Sololá is a department in the west of Guatemala. The capital is the city of Sololá.  Lake Atitlan is a key feature surrounded by a number of the municipalities.

Municipalities 

 Concepción
 Nahualá
 Panajachel
 San Andrés Semetabaj
 San Antonio Palopó
 San José Chacayá
 San Juan La Laguna
 San Lucas Tolimán
 San Marcos La Laguna
 San Pablo La Laguna
 San Pedro La Laguna
 Santa Catarina Ixtahuacan
 Santa Catarina Palopó
 Santa Clara La Laguna
 Santa Cruz La Laguna
 Santa Lucía Utatlán
 Santa María Visitación
 Santiago Atitlán
 Sololá

Population
As of 2018, the department had a population of 421,583. The area is populated almost entirely by different Mayan ethnic groups, of which the two largest groups are the Kaqchikel people and K'iche'. Kaqchikel people accounted for 50.1% of the department's population, and K'iche' accounted for 35.3%. Indigenous people in total account for 96.5% of the department's population.

Economy
With fertile soil, Sololá farmers produce maize, wheat, barley, vegetables, and fruit.
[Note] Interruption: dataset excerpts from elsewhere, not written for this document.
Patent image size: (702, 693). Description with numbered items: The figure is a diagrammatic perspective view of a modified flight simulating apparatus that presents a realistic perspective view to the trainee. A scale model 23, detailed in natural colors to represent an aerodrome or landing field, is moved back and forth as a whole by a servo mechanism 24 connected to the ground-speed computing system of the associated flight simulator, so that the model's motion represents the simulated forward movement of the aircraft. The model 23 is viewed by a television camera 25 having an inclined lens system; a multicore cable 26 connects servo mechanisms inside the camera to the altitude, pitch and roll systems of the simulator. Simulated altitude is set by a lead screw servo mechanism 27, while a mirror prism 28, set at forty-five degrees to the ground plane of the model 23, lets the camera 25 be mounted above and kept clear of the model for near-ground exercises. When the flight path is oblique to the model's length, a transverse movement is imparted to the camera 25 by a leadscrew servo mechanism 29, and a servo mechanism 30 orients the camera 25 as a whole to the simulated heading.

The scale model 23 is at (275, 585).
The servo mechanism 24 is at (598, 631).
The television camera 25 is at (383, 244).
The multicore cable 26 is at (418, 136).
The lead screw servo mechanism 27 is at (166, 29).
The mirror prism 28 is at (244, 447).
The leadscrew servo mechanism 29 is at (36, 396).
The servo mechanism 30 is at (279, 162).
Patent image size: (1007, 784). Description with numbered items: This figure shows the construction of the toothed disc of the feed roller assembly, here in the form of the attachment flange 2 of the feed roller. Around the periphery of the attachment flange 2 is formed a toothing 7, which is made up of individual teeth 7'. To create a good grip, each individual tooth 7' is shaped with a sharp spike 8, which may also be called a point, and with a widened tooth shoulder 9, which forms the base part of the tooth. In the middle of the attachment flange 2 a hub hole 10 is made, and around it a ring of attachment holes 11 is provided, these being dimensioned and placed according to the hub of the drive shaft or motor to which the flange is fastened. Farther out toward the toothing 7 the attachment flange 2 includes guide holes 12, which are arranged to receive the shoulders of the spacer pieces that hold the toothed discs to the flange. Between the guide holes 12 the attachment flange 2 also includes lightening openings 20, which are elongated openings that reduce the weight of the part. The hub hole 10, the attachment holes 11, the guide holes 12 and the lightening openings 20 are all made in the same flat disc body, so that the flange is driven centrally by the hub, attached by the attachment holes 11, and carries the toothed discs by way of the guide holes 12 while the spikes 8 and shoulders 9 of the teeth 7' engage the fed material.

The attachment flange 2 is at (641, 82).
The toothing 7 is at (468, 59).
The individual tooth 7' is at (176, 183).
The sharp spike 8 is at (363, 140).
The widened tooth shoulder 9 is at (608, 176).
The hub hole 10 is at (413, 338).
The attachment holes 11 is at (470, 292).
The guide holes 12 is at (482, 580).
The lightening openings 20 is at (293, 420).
Fruits include apples, cherries, cherimoya, peaches, and pears. Livestock is also common, including sheep. Since 1850, the region has had a large wool industry.

Ecology
The area is mountainous. In 1850, the British described it as having a "healthy" climate "rather inclining to cold, or...temperate." Temperatures warm further south. Lago de Atitlán is located in Sololá.

Sports
Saprissa de Guatemala is Solola's main football team and the most famous club in the department.